According to an article published on Bloomberg News people who are moonlighting with second jobs to qualify for mortgage loans are being adversely impacted by the Ability to Repay ("ATR") rule adopted by the Consumer Finance Protection Bureau ("CFPB"). The ATR rule became effective this past January and requires lenders to closely scrutinize a person's ability to repay a mortgage loan for which they apply. The ATR rule allows a lender to consider income from a second, part time job if the intended borrower has been at that job for at least two years or for a period less than two years if there is a reasonable explanation. The ATR rule also allows several second jobs to be strung together to get to the two year requirement if the string of second jobs held by the intended borrower are within the same industry.

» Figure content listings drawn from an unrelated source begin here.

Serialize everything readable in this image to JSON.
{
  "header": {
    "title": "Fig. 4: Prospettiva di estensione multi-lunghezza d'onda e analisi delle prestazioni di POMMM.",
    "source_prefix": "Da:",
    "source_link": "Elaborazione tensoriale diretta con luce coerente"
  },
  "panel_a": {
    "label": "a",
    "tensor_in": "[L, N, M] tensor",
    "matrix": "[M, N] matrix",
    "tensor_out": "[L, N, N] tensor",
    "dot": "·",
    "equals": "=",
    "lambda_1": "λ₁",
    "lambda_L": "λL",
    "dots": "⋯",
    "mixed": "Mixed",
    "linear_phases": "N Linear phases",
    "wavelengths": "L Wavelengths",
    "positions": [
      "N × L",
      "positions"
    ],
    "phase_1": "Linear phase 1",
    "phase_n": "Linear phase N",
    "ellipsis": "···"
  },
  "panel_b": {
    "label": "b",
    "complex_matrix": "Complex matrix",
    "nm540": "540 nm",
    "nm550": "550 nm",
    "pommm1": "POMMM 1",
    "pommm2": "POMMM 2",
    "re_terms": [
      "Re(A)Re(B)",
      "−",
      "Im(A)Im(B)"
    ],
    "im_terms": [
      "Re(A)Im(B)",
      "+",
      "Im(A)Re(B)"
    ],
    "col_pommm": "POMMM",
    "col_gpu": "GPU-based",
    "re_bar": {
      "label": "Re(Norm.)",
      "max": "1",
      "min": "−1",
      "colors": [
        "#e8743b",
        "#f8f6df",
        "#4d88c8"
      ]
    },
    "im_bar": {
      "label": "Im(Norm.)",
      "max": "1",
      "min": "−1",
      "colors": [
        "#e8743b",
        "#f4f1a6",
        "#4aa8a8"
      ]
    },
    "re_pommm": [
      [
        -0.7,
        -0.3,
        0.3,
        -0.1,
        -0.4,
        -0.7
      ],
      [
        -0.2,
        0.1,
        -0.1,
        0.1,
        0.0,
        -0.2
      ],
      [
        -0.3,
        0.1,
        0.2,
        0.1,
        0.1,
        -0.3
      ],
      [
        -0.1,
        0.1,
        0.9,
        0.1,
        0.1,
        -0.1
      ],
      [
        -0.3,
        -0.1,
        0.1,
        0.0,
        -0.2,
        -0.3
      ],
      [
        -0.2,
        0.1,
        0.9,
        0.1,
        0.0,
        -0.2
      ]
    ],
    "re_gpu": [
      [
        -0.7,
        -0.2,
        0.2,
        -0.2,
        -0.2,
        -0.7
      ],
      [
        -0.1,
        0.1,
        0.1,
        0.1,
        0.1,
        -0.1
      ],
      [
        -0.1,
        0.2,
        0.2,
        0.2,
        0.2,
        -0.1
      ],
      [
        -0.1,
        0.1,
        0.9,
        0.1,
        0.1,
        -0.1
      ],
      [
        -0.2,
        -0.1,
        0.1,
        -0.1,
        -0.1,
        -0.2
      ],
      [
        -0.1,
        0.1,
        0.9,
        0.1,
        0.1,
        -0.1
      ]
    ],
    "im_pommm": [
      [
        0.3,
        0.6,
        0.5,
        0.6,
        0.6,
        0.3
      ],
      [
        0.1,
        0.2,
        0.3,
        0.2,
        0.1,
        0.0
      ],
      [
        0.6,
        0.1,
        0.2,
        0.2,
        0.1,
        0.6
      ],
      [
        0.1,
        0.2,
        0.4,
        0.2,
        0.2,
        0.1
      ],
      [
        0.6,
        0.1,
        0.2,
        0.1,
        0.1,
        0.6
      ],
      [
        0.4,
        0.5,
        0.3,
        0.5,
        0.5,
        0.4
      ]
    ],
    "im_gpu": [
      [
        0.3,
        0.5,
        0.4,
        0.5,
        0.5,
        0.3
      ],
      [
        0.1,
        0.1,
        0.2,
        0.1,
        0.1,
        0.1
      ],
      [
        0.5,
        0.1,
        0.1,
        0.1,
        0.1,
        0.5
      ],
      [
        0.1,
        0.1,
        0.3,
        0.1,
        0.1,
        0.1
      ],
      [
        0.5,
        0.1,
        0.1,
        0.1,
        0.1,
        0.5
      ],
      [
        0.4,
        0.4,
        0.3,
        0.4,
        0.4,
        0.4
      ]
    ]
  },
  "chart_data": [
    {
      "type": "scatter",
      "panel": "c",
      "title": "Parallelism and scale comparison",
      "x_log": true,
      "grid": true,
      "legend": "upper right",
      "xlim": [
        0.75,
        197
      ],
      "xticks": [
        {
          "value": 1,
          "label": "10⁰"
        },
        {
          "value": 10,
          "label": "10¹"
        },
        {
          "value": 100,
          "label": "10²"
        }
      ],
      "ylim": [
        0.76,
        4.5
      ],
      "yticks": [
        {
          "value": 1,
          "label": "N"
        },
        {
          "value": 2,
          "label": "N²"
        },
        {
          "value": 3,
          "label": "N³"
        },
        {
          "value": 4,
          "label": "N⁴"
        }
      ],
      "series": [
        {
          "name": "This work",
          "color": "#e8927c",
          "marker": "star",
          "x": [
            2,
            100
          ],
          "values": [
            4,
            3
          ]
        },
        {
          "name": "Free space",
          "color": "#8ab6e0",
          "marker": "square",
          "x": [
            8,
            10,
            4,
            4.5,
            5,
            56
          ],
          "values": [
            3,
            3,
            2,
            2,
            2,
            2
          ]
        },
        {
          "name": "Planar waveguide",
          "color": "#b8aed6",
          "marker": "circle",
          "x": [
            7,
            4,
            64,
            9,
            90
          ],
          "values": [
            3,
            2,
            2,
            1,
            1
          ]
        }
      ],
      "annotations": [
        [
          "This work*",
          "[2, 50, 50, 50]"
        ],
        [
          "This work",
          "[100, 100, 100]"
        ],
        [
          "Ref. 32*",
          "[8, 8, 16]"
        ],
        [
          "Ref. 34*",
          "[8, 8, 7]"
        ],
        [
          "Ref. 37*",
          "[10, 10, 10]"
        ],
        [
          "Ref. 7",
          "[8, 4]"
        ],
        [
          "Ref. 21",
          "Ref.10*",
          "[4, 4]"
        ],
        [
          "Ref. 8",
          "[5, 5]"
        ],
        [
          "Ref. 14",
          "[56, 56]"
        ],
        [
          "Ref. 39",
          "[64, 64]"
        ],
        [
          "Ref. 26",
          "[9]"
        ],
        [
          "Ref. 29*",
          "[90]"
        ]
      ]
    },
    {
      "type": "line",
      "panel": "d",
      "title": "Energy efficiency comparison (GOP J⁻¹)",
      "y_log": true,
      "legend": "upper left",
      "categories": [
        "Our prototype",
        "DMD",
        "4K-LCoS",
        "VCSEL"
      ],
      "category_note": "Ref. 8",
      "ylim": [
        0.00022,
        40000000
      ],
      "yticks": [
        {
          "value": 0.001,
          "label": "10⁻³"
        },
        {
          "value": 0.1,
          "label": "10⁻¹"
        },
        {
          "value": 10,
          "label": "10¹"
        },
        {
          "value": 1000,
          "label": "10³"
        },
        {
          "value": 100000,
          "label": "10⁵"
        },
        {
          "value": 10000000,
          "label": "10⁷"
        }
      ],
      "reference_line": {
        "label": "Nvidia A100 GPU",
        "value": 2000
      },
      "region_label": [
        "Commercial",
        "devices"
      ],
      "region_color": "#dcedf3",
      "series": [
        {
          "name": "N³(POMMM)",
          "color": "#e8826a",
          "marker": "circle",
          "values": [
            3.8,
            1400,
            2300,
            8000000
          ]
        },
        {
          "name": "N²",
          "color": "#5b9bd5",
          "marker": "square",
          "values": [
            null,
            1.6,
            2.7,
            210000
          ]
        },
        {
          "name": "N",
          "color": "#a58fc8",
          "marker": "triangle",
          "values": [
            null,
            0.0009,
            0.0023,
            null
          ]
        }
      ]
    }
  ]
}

It is reported that lenders are interpreting the ATR rule rather strictly and narrowly as the rule has not been in existence very long and lenders are concerned about the enforcement of the rule. Potential penalties against lenders for violating the rule are uncertain and are feared to be severe. This is an explanation offered by the Senior Vice President of the Mortgage Bankers Association, Peter Mills.
People who rely on the income from their second jobs to qualify for a mortgage loan are losing the benefit of that income if they have not had the job or second jobs in the same industry for at least two years. This problem is further complicated by the fact that their employers are hesitant to sign any kind of statement that indicates that there is any expectation that the employment will continue. According to Keith Binsfield, a loan officer at Huntingdon Valley Bank in Warminister, PA, “Second jobs, by their nature, aren’t long-term engagements. The guy who owns the gas station where you’re moonlighting may not know how many people he’s going to need next month.” According to Binsfield, income from second jobs could be established by showing bank statements with steady deposits for a period of one year before the ATR rule was enacted.
Another complicating factor is that wages are shrinking rather than growing. The article in Bloomberg cited figures indicating that the U.S. median income was $53,940 in June of this year, which is 7% below the median income in January 2008 when adjusted for inflation.Low3er wages are affecting first time home buyers who only accounted for 28% of buyers this year as opposed to comprising an annual average 41% of buyers over the past ten years. According to the National Association of Realtors, sales of existing homes in 2014 will most likely declined by approximately 3%.
Potential home buyers are facing an uphill battle. The clash of regulations imposed on the lending industry and generally poor or negative wage growth could slow the housing recovery. People are going to need to work harder and longer to realize the American dream.